This article originally ran in April. We are resurfacing it in light of new guidelines from the National Institute of Allergy and Infectious Diseases that advise giving peanuts to children early and often as a strategy to forestall an allergy.
It has become an article of faith among many women I know to eliminate some foods during pregnancy, out of concern that their children could become allergic to them: shellfish, dairy and, most of all, peanuts.
After their babies arrive, they continue to abstain from certain foods while breast-feeding, and they certainly keep their children from eating them.
But research in the last few years has consistently shown that all this avoidance often does more harm than good. In many cases, we need to be doing the opposite.
Mothers didn’t adopt this behavior out of nowhere. In 2000, the American Academy of Pediatrics released guidelines on reducing a child’s risk for developing allergies. They recommended that mothers “eliminate peanuts and tree nuts (e.g., almonds, walnuts, etc.) and consider eliminating eggs, cow’s milk, fish, and perhaps other foods from their diets while nursing.”
Further, they recommended that children at high risk for allergies be given no solid foods until six months of age, no dairy products until 1 year old, no eggs until age 2, and no peanuts, nuts or fish until age 3.
A debate has been raging in the health care system for decades on this topic. I was part of a systematic review that examined the relationship between early solid food introduction and allergic disease in children. We found no good evidence to support the idea that being exposed to solid foods earlier led to persistent food allergies.
To its credit, the A.A.P. changed its recommendations based on new research. In 2008, updated guidelines reported that maternal restrictions in pregnancy or breast-feeding no longer seemed like advice that should be widely recommended. It also acknowledged that there didn’t seem much reason to delay the introduction of “allergy” foods like peanuts after six months, around the age babies move from milk or formula to a wider range of food.
Unfortunately, this did little to change people’s behavior. Many had already internalized the advice. It seemed logical to them that avoiding foods would give children less of a chance to develop allergies. If it was still a good idea not to expose children until they were six months old, why not keep going?
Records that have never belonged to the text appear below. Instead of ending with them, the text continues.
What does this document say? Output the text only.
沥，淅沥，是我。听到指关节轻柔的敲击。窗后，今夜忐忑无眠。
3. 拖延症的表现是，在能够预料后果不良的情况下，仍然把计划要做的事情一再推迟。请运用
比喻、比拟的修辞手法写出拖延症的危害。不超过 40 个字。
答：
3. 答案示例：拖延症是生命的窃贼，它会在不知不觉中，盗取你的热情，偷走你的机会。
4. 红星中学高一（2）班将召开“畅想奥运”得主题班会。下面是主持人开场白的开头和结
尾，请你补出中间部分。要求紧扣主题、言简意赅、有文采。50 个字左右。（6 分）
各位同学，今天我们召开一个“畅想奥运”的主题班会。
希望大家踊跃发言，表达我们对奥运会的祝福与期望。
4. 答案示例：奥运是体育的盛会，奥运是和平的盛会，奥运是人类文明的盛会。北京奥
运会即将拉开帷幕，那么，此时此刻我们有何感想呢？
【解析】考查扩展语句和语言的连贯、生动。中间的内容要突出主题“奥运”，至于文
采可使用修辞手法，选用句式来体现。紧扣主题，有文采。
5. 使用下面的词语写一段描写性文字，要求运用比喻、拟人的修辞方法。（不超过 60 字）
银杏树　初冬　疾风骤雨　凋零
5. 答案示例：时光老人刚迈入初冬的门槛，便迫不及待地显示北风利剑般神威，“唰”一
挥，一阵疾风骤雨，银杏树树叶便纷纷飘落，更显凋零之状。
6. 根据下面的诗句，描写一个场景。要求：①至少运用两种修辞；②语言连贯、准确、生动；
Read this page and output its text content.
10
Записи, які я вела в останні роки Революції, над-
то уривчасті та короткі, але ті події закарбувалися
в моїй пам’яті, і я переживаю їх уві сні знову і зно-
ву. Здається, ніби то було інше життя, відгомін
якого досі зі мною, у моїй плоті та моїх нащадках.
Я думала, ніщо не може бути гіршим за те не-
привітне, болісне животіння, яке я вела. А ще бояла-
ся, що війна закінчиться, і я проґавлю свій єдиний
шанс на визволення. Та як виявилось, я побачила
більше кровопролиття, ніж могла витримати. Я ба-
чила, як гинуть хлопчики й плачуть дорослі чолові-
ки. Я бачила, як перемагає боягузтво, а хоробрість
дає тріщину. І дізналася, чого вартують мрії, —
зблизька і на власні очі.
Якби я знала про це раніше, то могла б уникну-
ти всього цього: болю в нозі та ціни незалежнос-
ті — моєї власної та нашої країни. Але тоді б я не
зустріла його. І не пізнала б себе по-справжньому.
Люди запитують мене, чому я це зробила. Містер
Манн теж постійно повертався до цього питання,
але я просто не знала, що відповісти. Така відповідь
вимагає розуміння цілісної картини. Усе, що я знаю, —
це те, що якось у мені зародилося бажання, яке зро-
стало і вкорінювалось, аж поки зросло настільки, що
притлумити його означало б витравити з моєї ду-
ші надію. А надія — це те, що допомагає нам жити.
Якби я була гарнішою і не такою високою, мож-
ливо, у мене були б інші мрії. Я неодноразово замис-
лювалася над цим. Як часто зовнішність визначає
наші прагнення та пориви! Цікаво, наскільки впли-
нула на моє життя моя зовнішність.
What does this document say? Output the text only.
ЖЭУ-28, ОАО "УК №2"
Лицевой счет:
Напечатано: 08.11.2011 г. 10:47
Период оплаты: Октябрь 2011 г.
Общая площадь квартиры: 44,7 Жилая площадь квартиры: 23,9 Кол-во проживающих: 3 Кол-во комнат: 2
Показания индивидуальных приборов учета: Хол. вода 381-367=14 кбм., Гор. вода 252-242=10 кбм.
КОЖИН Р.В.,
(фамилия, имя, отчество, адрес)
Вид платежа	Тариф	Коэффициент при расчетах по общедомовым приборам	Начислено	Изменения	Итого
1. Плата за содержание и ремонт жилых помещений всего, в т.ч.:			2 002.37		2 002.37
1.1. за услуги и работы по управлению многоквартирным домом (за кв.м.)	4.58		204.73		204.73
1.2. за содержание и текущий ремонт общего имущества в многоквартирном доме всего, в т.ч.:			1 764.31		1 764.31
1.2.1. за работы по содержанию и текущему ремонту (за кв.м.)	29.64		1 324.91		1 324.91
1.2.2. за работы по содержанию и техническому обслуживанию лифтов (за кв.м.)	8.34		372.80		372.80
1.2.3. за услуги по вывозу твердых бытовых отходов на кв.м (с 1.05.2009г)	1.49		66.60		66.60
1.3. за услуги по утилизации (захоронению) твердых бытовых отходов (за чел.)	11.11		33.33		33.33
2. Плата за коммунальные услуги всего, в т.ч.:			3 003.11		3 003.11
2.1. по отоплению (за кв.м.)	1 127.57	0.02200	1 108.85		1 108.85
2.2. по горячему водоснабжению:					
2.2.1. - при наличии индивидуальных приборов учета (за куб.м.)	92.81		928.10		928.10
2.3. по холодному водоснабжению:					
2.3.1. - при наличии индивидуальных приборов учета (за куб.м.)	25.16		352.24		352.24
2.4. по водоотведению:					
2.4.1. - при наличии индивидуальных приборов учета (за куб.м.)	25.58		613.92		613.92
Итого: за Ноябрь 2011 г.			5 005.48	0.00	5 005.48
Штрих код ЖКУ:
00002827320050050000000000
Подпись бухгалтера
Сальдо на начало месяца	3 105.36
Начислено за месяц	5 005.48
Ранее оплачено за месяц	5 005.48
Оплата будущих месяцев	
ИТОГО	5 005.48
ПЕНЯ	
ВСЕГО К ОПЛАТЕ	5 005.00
A study published in The New England Journal of Medicine last year turned all of this on its head. Researchers enrolled 640 infants at high risk for allergies, between 4 and 11 months of age, in a trial and randomized them to one of two groups. One of them was to avoid peanut protein; the other was to eat at least six grams of peanut protein a week given in three or more meals. All participants were followed until they were 5 years old.
What was most surprising in this work was that 15 percent of the infants already had evidence of peanut sensitivity by allergy testing. They were enrolled in the trial despite this, and half of them were given peanut extract every week.
The results were remarkable. At the end of the study, about 3 percent of those exposed to peanuts had developed a peanut allergy, compared with more than 17 percent among those who avoided peanuts.
More surprising, if you looked just at the children who already had evidence of peanut sensitivity when they were babies, fewer than 11 percent of those regularly exposed to peanuts developed an allergy. But more than 35 percent of those who avoided peanuts developed an allergy.
Children who had proven sensitivity to peanuts, but consumed them in their diet regularly, were less likely to develop a peanut allergy than children without sensitivity who avoided them.
Recently, follow-up results were published. After the trial ended, researchers asked all the participants who had been regularly consuming peanuts to avoid them for the next 12 months.
At the end of that period, when the children were 6, there was no significant increase in new peanut allergies in that group. Avoidance at this point made no difference. The critical need for exposure appears to be somewhere from infancy until age 5.
These results were so convincing that, once again, experts are changing their recommendations. In September 2015, the A.A.P. — along with others — argued that “health care providers should recommend introducing peanut-containing products into the diets of ‘high-risk’ infants early on in life.”
These changes dovetail nicely within what has become known as the hygiene hypothesis, the gist of which is that as we’ve made our environment more and more sterile, our immune systems develop differently than they used to. Without exposure to outside things to fight, our defenses turn inward and toward more benign substances, leading to increased levels of eczema, asthma and allergies.
Of course, many people used to die from infections that no longer threaten us because of advances, so no one should take this as a call for living in filth. Nor should anyone take these recent findings as advice to feed babies and small children peanuts and other foods without concern. All changes to an infant’s diet, especially in children with allergies, should be done in consultation with a health care professional.
As with many things in health care, however, we went too far with our response to peanut and other food allergies. Avoidance is sometimes needed for those with severe reactions. When we apply those same rules to everyone else, however, things can backfire.